Der Fortschritt gegenüber der zumeist rohen oder abergläubischen Medizin, wie sie in Rom vorher herrschte, war so einleuchtend, daß Asklepiades inmitten seines Zeitalters wie ein Wundertäter erscheinen mußte, zumal er gewiß über große suggestive Kraft verfügte. Das „tuto, cito et jucunde“ und die Maxime, daß ein guter Arzt für jedes Uebel doppelte und dreifache Arzneien sofort bereit haben müßte — dies waren seine Devisen — suchte er, soweit als möglich, zu verwirklichen. Günstig wirkten überdies für die Aufnahme der zumeist angenehmen Kurart zwei Momente. Einerseits, daß sie, ihres philosophischen Mantels entkleidet, auch populär begründet werden konnte (z. B. durch den Hinweis auf die nachteilige Einwirkung der Arzneien auf Geschmack und Magen), anderseits, daß sie so recht der Sehnsucht des entnervten Zeitalters nach der alten Mannhaftigkeit durch ihre roborierende Tendenz entsprach. Darum erlosch mit Asklepiades zwar der Zauber, der von seiner imponierenden Persönlichkeit allein, ausging; die feine Individualisierung, wie sie der Bithynier trotz seines Gegensatzes im Geiste des Hippokratismus ausübte, ging verloren; die auf den Gesamtzustand gerichtete, mit wenigen Mitteln hantierende Behandlungsweise machte leider allzubald einer schematischen Richtung und später einer schablonenhaften Polypragmasie Platz — aber selbst noch in der Hülle, welche von der therapeutischen Reform des Bithyniers zurückblieb, läßt sich erkennen, daß sie einst einen Feuergeist umschlossen hielt.

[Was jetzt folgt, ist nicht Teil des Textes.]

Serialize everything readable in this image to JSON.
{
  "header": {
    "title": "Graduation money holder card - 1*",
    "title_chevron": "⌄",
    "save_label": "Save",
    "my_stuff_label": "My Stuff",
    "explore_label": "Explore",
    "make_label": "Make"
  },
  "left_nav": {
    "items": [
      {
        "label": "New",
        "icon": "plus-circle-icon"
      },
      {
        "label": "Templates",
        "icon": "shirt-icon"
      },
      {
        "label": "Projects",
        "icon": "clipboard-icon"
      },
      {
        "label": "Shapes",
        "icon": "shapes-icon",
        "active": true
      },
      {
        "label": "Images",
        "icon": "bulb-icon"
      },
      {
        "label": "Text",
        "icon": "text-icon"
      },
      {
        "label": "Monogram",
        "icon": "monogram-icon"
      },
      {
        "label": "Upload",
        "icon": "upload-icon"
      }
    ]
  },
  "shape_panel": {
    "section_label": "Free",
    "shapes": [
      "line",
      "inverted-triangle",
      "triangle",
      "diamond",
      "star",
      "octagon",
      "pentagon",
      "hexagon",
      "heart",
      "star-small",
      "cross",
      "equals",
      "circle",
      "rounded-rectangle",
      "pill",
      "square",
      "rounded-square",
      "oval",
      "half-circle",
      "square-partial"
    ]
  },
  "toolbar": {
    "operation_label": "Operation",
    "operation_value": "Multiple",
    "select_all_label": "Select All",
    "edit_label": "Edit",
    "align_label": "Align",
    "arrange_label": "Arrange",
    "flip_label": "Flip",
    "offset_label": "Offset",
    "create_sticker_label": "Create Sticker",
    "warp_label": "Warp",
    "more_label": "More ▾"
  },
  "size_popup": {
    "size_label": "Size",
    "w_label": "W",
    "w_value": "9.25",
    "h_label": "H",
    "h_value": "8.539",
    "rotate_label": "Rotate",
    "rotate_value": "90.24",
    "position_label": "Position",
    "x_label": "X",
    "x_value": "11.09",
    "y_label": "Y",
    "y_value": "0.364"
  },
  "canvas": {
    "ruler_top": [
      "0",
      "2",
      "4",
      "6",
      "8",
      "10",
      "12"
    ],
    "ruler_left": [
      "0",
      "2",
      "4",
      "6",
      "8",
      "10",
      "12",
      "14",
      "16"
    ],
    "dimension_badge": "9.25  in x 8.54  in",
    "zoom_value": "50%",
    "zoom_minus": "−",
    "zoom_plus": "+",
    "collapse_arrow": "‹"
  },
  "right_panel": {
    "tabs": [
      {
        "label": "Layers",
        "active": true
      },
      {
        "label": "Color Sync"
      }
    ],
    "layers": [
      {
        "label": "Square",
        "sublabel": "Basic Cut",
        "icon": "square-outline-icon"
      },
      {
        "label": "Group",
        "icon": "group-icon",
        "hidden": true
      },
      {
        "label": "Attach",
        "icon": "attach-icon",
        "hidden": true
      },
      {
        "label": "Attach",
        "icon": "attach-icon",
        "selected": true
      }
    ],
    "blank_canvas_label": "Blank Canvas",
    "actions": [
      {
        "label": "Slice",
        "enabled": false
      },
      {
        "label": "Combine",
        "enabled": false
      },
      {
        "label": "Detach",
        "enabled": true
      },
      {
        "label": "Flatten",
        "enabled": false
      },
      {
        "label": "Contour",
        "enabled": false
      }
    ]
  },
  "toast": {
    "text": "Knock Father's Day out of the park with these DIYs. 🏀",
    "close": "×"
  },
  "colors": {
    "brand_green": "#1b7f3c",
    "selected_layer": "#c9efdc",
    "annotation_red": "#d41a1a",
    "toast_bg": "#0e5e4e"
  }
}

Von der gewiß sehr zahlreichen Anhängerschaft des Asklepiades haben sich, abgesehen von seinem größten Schüler Themison von Laodikeia, fast nur Namen und spärliche Angaben über ihre literarische Tätigkeit erhalten. So werden erwähnt: Titus Aufidius (chronische Krankheiten), Nikon von Agrigent (über Heilmittel), Chrysippos (über Würmer), Miltiades von Elaiussa (chronische Krankheiten), Philonides von Dyrrhachion (über Heilkunde, Arzneimittel, Hippokrateskommentar), Clodius (über Askariden), Marcus Artorius (rettete dem Octavianus in der Schlacht von Philippi das Leben; schrieb über Lyssa und Makrobiotik), Gallus Marcus, Antonius Musa, der berühmteste Leibarzt des Augustus (sein Vorgänger in dieser Stellung war Cajus Aemilius = Camelius); Musa heilte den Kaiser, welcher an der Leber, sowie an rheumatisch-gichtischen Beschwerden litt und vorher erfolglos mit erhitzenden Mitteln behandelt wurde, durch eine systematische Hydrotherapie (Wassertrinken und kalte Bäder); zum Lohne erhielt er nebst reichen Geschenken den Ritterstand und eine Statue im Tempel des Aeskulap.